2. What were the false expectations or social standards surrounding motherhood and marriage you most wanted to explore?

The biggest one for me was this idea of gender inequality. Even if you have a loving, woke husband and you call yourself a feminist, after you have kids, it’s as if a giant curtain drops and you see that all this “women can do anything” stuff was a total farse. You can’t do anything when there are children to feed, bathe, and keep alive. You quickly realize that there is a built-in “Dad privilege,” which is an unspoken expectation that you, as the mother, will do nearly all of the domestic and child labor even if you also work. Our culture has supported this notion since before we were born.

3. Do you think that female friendship and solidarity serves as a potential corrective?

The only thing I think serves as a true corrective is systemic change which includes a shift in gender expectations, sexism, and outdated policies around family leave, subsidized childcare, etc. But, I do think that authentic female friendship is a vital piece to our coping with this broken framework. And I say “authentic” meaning someone you can share the hard moments and frustration with, not just the happy times. You have to be able to be real with someone who gets your struggle or you will stuff it all down inside of you and basically bathe in anger and resentment.

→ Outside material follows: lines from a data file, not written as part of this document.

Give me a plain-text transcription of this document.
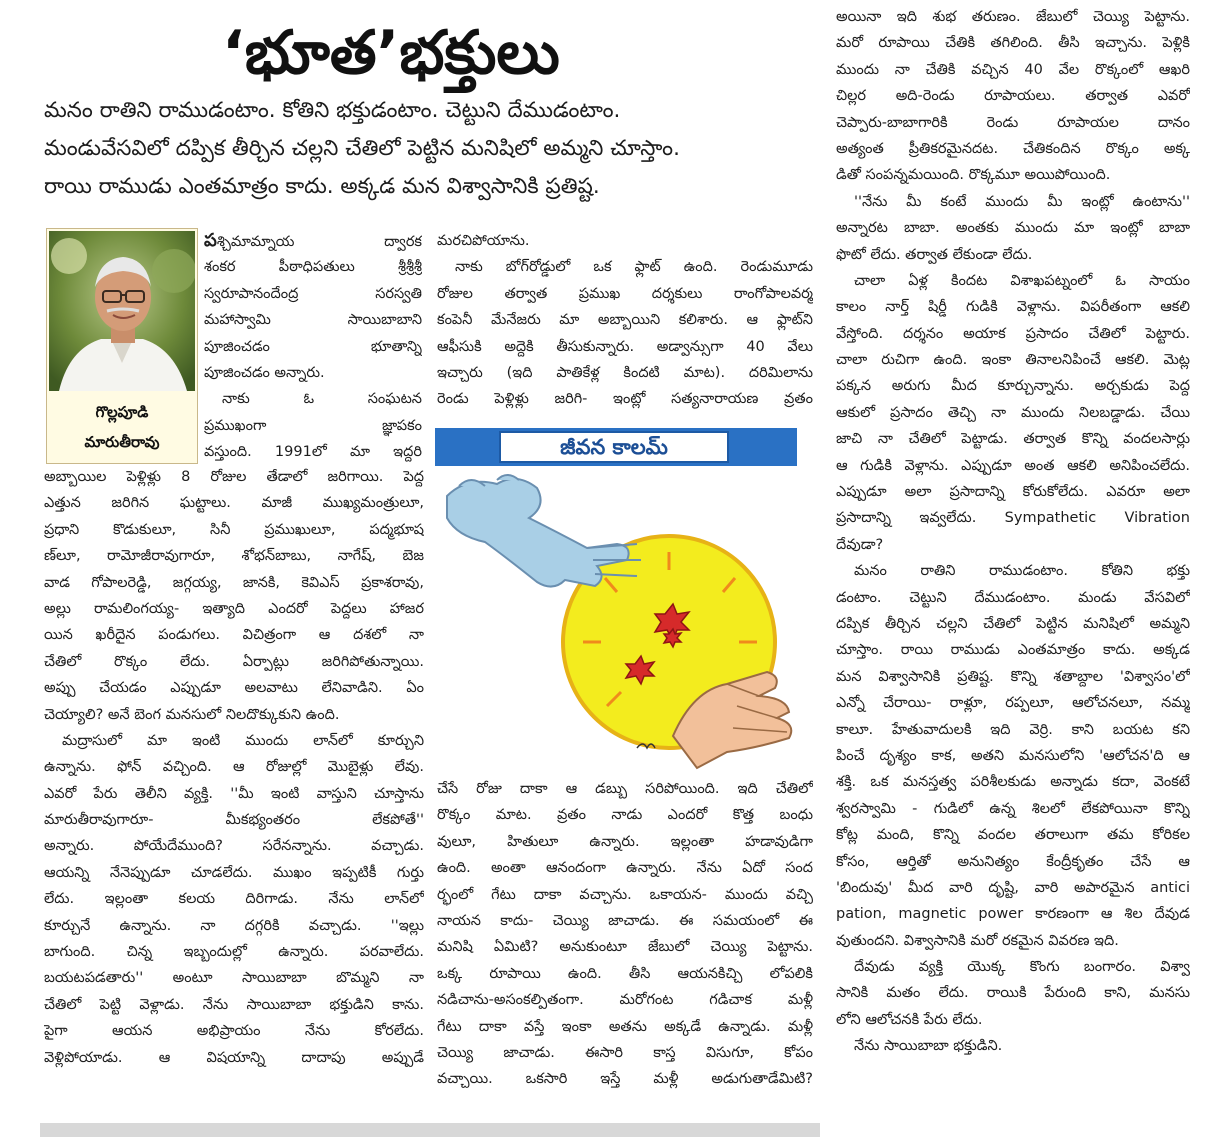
‘భూత’భక్తులు

మనం రాతిని రాముడంటాం. కోతిని భక్తుడంటాం. చెట్టుని దేముడంటాం.

మండువేసవిలో దప్పిక తీర్చిన చల్లని చేతిలో పెట్టిన మనిషిలో అమ్మని చూస్తాం.

రాయి రాముడు ఎంతమాత్రం కాదు. అక్కడ మన విశ్వాసానికి ప్రతిష్ట.

గొల్లపూడి
మారుతీరావు

పశ్చిమామ్నాయ ద్వారక

శంకర పీఠాధిపతులు శ్రీశ్రీశ్రీ

స్వరూపానందేంద్ర సరస్వతి

మహాస్వామి సాయిబాబాని

పూజించడం భూతాన్ని

పూజించడం అన్నారు.

నాకు ఓ సంఘటన

ప్రముఖంగా జ్ఞాపకం

వస్తుంది. 1991లో మా ఇద్దరి

అబ్బాయిల పెళ్లిళ్లు 8 రోజుల తేడాలో జరిగాయి. పెద్ద

ఎత్తున జరిగిన ఘట్టాలు. మాజీ ముఖ్యమంత్రులూ,

ప్రధాని కొడుకులూ, సినీ ప్రముఖులూ, పద్మభూష

ణ్‌లూ, రామోజీరావుగారూ, శోభన్‌బాబు, నాగేష్‌, బెజ

వాడ గోపాలరెడ్డి, జగ్గయ్య, జానకి, కెవిఎస్‌ ప్రకాశరావు,

అల్లు రామలింగయ్య- ఇత్యాది ఎందరో పెద్దలు హాజర

యిన ఖరీదైన పండుగలు. విచిత్రంగా ఆ దశలో నా

చేతిలో రొక్కం లేదు. ఏర్పాట్లు జరిగిపోతున్నాయి.

అప్పు చేయడం ఎప్పుడూ అలవాటు లేనివాడిని. ఏం

చెయ్యాలి? అనే బెంగ మనసులో నిలదొక్కుకుని ఉంది.

మద్రాసులో మా ఇంటి ముందు లాన్‌లో కూర్చుని

ఉన్నాను. ఫోన్‌ వచ్చింది. ఆ రోజుల్లో మొబైళ్లు లేవు.

ఎవరో పేరు తెలీని వ్యక్తి. ''మీ ఇంటి వాస్తుని చూస్తాను

మారుతీరావుగారూ- మీకభ్యంతరం లేకపోతే''

అన్నారు. పోయేదేముంది? సరేనన్నాను. వచ్చాడు.

ఆయన్ని నేనెప్పుడూ చూడలేదు. ముఖం ఇప్పటికీ గుర్తు

లేదు. ఇల్లంతా కలయ దిరిగాడు. నేను లాన్‌లో

కూర్చునే ఉన్నాను. నా దగ్గరికి వచ్చాడు. ''ఇల్లు

బాగుంది. చిన్న ఇబ్బందుల్లో ఉన్నారు. పరవాలేదు.

బయటపడతారు'' అంటూ సాయిబాబా బొమ్మని నా

చేతిలో పెట్టి వెళ్లాడు. నేను సాయిబాబా భక్తుడిని కాను.

పైగా ఆయన అభిప్రాయం నేను కోరలేదు.

వెళ్లిపోయాడు. ఆ విషయాన్ని దాదాపు అప్పుడే

మరచిపోయాను.

నాకు బోగ్‌రోడ్డులో ఒక ఫ్లాట్‌ ఉంది. రెండుమూడు

రోజుల తర్వాత ప్రముఖ దర్శకులు రాంగోపాలవర్మ

కంపెనీ మేనేజరు మా అబ్బాయిని కలిశారు. ఆ ఫ్లాట్‌ని

ఆఫీసుకి అద్దెకి తీసుకున్నారు. అడ్వాన్సుగా 40 వేలు

ఇచ్చారు (ఇది పాతికేళ్ల కిందటి మాట). దరిమిలాను

రెండు పెళ్లిళ్లు జరిగి- ఇంట్లో సత్యనారాయణ వ్రతం

జీవన కాలమ్

చేసే రోజు దాకా ఆ డబ్బు సరిపోయింది. ఇది చేతిలో

రొక్కం మాట. వ్రతం నాడు ఎందరో కొత్త బంధు

వులూ, హితులూ ఉన్నారు. ఇల్లంతా హడావుడిగా

ఉంది. అంతా ఆనందంగా ఉన్నారు. నేను ఏదో సంద

ర్భంలో గేటు దాకా వచ్చాను. ఒకాయన- ముందు వచ్చి

నాయన కాదు- చెయ్యి జాచాడు. ఈ సమయంలో ఈ

మనిషి ఏమిటి? అనుకుంటూ జేబులో చెయ్యి పెట్టాను.

ఒక్క రూపాయి ఉంది. తీసి ఆయనకిచ్చి లోపలికి

నడిచాను-అసంకల్పితంగా. మరోగంట గడిచాక మళ్లీ

గేటు దాకా వస్తే ఇంకా అతను అక్కడే ఉన్నాడు. మళ్లీ

చెయ్యి జాచాడు. ఈసారి కాస్త విసుగూ, కోపం

వచ్చాయి. ఒకసారి ఇస్తే మళ్లీ అడుగుతాడేమిటి?

అయినా ఇది శుభ తరుణం. జేబులో చెయ్యి పెట్టాను.

మరో రూపాయి చేతికి తగిలింది. తీసి ఇచ్చాను. పెళ్లికి

ముందు నా చేతికి వచ్చిన 40 వేల రొక్కంలో ఆఖరి

చిల్లర అది-రెండు రూపాయలు. తర్వాత ఎవరో

చెప్పారు-బాబాగారికి రెండు రూపాయల దానం

అత్యంత ప్రీతికరమైనదట. చేతికందిన రొక్కం అక్క

డితో సంపన్నమయింది. రొక్కమూ అయిపోయింది.

''నేను మీ కంటే ముందు మీ ఇంట్లో ఉంటాను''

అన్నారట బాబా. అంతకు ముందు మా ఇంట్లో బాబా

ఫొటో లేదు. తర్వాత లేకుండా లేదు.

చాలా ఏళ్ల కిందట విశాఖపట్నంలో ఓ సాయం

కాలం నార్త్‌ షిర్డీ గుడికి వెళ్లాను. విపరీతంగా ఆకలి

వేస్తోంది. దర్శనం అయాక ప్రసాదం చేతిలో పెట్టారు.

చాలా రుచిగా ఉంది. ఇంకా తినాలనిపించే ఆకలి. మెట్ల

పక్కన అరుగు మీద కూర్చున్నాను. అర్చకుడు పెద్ద

ఆకులో ప్రసాదం తెచ్చి నా ముందు నిలబడ్డాడు. చేయి

జాచి నా చేతిలో పెట్టాడు. తర్వాత కొన్ని వందలసార్లు

ఆ గుడికి వెళ్లాను. ఎప్పుడూ అంత ఆకలి అనిపించలేదు.

ఎప్పుడూ అలా ప్రసాదాన్ని కోరుకోలేదు. ఎవరూ అలా

ప్రసాదాన్ని ఇవ్వలేదు. Sympathetic Vibration

దేవుడా?

మనం రాతిని రాముడంటాం. కోతిని భక్తు

డంటాం. చెట్టుని దేముడంటాం. మండు వేసవిలో

దప్పిక తీర్చిన చల్లని చేతిలో పెట్టిన మనిషిలో అమ్మని

చూస్తాం. రాయి రాముడు ఎంతమాత్రం కాదు. అక్కడ

మన విశ్వాసానికి ప్రతిష్ట. కొన్ని శతాబ్దాల 'విశ్వాసం'లో

ఎన్నో చేరాయి- రాళ్లూ, రప్పలూ, ఆలోచనలూ, నమ్మ

కాలూ. హేతువాదులకి ఇది వెర్రి. కాని బయట కని

పించే దృశ్యం కాక, అతని మనసులోని 'ఆలోచన'ది ఆ

శక్తి. ఒక మనస్తత్వ పరిశీలకుడు అన్నాడు కదా, వెంకటే

శ్వరస్వామి - గుడిలో ఉన్న శిలలో లేకపోయినా కొన్ని

కోట్ల మంది, కొన్ని వందల తరాలుగా తమ కోరికల

కోసం, ఆర్తితో అనునిత్యం కేంద్రీకృతం చేసే ఆ

'బిందువు' మీద వారి దృష్టి, వారి అపారమైన antici

pation, magnetic power కారణంగా ఆ శిల దేవుడ

వుతుందని. విశ్వాసానికి మరో రకమైన వివరణ ఇది.

దేవుడు వ్యక్తి యొక్క కొంగు బంగారం. విశ్వా

సానికి మతం లేదు. రాయికి పేరుంది కాని, మనసు

లోని ఆలోచనకి పేరు లేదు.

నేను సాయిబాబా భక్తుడిని.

4. What role does humor play in confronting the challenges imposed by modern motherhood?

Humor is absolutely medicinal! I don’t know of a better way to cope with sustained hardship and the ridiculousness of parenthood. There is something so validating about laughing with a fellow mother about being brought to your knees by kids. And for me, nothing is off limits (clearly, if you’ve read the book).

5. How do you think our culture’s gender standards are being sold to us now, in the 21st-century?

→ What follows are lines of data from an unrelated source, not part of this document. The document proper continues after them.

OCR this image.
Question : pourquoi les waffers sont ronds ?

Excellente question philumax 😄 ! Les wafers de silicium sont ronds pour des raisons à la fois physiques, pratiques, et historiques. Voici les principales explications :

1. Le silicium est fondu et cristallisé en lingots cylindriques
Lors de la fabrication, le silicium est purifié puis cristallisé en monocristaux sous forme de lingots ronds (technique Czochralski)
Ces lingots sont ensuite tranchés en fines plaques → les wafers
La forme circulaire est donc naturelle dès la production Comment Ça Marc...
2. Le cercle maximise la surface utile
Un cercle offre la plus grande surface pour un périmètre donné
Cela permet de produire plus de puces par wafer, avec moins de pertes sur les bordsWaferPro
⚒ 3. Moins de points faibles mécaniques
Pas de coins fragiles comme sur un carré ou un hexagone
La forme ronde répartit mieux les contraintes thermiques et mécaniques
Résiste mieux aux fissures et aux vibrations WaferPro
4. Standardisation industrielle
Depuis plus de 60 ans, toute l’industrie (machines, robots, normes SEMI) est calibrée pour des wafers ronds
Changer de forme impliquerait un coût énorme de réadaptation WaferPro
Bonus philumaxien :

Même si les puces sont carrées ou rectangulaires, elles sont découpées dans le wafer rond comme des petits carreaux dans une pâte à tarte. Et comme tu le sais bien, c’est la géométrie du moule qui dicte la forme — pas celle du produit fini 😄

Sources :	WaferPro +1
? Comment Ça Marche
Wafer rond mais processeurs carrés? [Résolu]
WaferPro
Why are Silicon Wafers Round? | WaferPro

I think we all feel like it’s getting better, like we’re moving closer to equal, but surprisingly, recent studies have shown that we are actually moving backwards. The good news is that many changemakers in this motherhood arena are writing books, producing podcasts, and talking about ways moms can demand better, and how to set boundaries in their own marriages and families – and people finally seem to be listening! I think the change is coming – and I’m hoping that my book is part of that change – but we weary mothers are definitely the ones at the front of the revolution. “No one is coming to save us,” is one of the themes of my book, and it’s definitely applicable here too.

6. What do you think about this trend of “self-care” for mothers? 

I loathe the idea of self-care in this context, which I know is controversial. I get the idea of it, and under better conditions, sure, we can all benefit from being kind to and looking out for ourselves. But, the idea of “self-care” is being sold to us by people and systems that refuse to help us. They’re basically saying, “Yes, you take care of everyone in your family, but now add yourself to that list because we’re not going to do it.” And it’s to the point that moms themselves believe and regurgitate this sentiment, so the whole thing feels like a complete gaslighting and elicits immediate rage from me.